I don’t do light reading very well. I’ve preferred challenging reads with engaging characters and creative (though not purple) prose for years. As a teenager, I once picked up an Agatha Christie novel – I still recall the cover with an old-fashioned typewriter on it – hoping that it would be as good as some of the film adaptions I had already grown to love (I was a teen after all). About five pages in, I was bored rigid. It was simply too simple – the characters two-dimensional, the language too straight forward.
That incident was followed by decades of John Updike, A.S. Byatt, William Faulkner and the occasional dip into James Joyce. Added to this were some hefty works in translation from Dostoyevsky, Fuentes and Eco, to name a few.
A glutton for punishment? Quite the opposite.
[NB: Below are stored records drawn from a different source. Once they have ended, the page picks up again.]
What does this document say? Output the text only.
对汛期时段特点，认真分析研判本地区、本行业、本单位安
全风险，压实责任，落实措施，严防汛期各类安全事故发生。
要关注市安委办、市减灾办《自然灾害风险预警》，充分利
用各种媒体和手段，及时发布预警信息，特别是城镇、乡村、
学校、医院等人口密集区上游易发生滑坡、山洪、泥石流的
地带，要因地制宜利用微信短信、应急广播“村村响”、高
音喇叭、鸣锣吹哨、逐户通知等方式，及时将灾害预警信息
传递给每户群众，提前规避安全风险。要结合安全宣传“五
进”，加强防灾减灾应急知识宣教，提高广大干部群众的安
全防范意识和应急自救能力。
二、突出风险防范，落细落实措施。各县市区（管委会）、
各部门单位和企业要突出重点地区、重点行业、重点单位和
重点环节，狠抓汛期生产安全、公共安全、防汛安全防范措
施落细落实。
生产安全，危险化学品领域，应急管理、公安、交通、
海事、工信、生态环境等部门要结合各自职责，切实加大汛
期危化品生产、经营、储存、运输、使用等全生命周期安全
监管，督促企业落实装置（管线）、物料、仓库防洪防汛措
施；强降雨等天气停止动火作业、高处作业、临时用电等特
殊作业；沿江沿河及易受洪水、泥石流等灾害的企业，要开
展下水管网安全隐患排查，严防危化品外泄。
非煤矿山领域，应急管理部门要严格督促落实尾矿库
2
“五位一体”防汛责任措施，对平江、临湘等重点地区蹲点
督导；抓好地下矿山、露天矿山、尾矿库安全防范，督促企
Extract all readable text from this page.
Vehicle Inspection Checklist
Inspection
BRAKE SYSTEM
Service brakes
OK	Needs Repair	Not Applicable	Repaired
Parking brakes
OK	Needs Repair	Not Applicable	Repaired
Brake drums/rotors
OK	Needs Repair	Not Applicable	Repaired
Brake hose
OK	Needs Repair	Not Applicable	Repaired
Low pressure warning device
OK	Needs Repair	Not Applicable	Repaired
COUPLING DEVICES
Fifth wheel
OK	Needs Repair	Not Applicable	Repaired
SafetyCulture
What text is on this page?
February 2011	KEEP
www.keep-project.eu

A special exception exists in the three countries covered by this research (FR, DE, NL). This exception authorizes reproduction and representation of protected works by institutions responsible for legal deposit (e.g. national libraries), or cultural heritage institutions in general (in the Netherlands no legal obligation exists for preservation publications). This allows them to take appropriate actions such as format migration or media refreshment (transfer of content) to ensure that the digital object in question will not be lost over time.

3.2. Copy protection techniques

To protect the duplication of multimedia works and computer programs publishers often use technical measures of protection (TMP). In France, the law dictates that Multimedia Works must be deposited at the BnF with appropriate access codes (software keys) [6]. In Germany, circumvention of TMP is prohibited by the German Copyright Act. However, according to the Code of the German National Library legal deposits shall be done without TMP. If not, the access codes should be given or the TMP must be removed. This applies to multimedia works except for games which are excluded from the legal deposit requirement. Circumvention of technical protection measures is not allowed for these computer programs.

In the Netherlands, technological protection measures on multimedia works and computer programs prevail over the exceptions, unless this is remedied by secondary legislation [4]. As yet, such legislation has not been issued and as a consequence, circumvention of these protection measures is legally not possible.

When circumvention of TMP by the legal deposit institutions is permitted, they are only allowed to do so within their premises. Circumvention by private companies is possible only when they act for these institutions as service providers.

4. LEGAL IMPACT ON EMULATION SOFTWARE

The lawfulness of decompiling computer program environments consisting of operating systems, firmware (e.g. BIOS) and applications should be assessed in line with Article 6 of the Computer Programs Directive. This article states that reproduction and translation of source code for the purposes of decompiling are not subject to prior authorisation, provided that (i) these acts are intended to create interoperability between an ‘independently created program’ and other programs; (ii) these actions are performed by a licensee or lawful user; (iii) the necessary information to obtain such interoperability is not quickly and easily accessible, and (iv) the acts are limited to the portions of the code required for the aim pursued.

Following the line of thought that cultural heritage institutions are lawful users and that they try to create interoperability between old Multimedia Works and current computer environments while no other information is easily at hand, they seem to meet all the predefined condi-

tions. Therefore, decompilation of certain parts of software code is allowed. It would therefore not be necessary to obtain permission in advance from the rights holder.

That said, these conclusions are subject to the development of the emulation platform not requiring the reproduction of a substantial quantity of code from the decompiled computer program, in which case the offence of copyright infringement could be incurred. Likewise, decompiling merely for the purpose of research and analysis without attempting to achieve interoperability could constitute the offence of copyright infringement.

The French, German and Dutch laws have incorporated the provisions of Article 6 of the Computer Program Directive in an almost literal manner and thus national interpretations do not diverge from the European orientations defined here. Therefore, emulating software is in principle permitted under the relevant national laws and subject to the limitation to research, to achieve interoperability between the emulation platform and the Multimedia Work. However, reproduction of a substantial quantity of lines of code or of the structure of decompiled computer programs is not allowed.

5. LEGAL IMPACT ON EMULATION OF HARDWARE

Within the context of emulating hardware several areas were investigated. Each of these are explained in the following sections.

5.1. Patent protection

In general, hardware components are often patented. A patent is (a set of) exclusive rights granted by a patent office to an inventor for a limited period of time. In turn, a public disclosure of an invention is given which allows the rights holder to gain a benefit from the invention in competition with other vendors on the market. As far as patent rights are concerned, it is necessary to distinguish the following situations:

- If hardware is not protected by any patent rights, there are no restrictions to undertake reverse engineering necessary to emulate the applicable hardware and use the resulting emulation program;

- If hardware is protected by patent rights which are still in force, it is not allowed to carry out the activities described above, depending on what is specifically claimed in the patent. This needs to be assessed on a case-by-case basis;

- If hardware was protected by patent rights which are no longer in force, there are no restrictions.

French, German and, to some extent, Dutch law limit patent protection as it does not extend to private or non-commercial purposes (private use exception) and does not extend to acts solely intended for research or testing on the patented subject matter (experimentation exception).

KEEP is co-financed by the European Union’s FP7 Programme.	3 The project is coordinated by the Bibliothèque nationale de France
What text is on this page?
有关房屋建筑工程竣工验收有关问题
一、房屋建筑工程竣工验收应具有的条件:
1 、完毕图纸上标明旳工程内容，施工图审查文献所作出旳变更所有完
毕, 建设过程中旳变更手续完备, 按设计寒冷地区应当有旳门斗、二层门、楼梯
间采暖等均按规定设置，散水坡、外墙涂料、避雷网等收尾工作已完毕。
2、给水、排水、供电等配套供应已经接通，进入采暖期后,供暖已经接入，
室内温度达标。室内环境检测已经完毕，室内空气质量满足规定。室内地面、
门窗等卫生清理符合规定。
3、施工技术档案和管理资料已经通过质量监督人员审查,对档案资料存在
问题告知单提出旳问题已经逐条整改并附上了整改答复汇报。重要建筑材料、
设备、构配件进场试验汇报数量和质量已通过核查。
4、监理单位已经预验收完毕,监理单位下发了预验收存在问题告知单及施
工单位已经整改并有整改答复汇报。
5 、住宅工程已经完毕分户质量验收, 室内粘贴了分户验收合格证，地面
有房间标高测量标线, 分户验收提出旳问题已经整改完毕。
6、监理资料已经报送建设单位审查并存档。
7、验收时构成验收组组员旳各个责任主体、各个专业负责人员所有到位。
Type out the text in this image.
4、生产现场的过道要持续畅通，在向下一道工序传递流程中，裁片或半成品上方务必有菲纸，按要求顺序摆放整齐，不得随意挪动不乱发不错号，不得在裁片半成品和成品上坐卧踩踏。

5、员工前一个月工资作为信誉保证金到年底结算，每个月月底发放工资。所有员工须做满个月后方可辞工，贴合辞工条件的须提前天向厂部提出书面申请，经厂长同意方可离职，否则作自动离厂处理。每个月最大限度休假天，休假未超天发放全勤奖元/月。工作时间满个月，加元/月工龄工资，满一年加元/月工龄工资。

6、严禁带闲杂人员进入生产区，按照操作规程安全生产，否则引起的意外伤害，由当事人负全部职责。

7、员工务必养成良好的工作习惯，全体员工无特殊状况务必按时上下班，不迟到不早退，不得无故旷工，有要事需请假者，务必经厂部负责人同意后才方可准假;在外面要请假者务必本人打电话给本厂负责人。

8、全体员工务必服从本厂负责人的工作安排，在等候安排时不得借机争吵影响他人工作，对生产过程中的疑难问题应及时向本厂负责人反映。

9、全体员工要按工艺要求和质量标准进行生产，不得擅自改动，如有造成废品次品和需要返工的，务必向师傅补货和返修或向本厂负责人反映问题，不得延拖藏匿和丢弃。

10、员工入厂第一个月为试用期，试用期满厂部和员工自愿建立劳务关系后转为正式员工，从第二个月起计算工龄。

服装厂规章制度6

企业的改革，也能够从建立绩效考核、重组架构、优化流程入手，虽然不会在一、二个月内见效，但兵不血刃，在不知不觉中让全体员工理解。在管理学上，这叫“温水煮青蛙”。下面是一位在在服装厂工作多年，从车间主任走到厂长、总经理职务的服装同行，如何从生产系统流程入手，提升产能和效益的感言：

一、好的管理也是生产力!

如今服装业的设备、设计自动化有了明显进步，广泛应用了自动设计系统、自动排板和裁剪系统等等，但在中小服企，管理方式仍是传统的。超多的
There’s an intense feeling of satisfaction that comes from working to understand a text – learning new words, decrypting the symbolism – while being entertained and moved by the story.
I’ve tried to lighten up over the years. When I was in the grips of insomnia, the doctor advised some light reading before bedtime. After I explained about Agatha Christie, John Updike etc., the good doctor offered a compromise with Jane Austen – reading that for modern audiences isn’t particularly light, and with well-developed characters, but which is more-or-less predictable, especially given the umpteen screen adaptations of each novel. It did help send me off to sleep. These days, I often have a non-fiction book by my bedside, such as travel writing or memoirs, that I can read in small bits without getting hooked into a red-eyed readathon.
To add to my light-reading credentials, I’ve read a lot of Marc Levy, described by many as a light read. The French call his books ‘romans des gares,’ train station novels, or ‘airport books’ for anglophiles. Levy’s works are light, but not simplistic. There are twists and turns and interesting sympathetic characters, but his books do read like rom-coms or thrillers, often with a dose of magical realism. Fine by me. But I probably wouldn’t be reading them in their English translations. Yes, dear reader, I tackle these light reads in French, which make them not such light reads after all, especially with the profuse colloquialism in the dialogues. I guess I can’t escape a challenge after all.
Of course, what’s ‘light’ for some might be ‘serious’ reading for others. There’s an element of subjectivity to consider. Or not – why even discuss the lightness or seriousness of books? This blog is usually about politics, literature, feminism, art and society. As I’m in the middle of several academic marking assignments and writing projects, perhaps I needed to convince myself that I could still engage in light writing.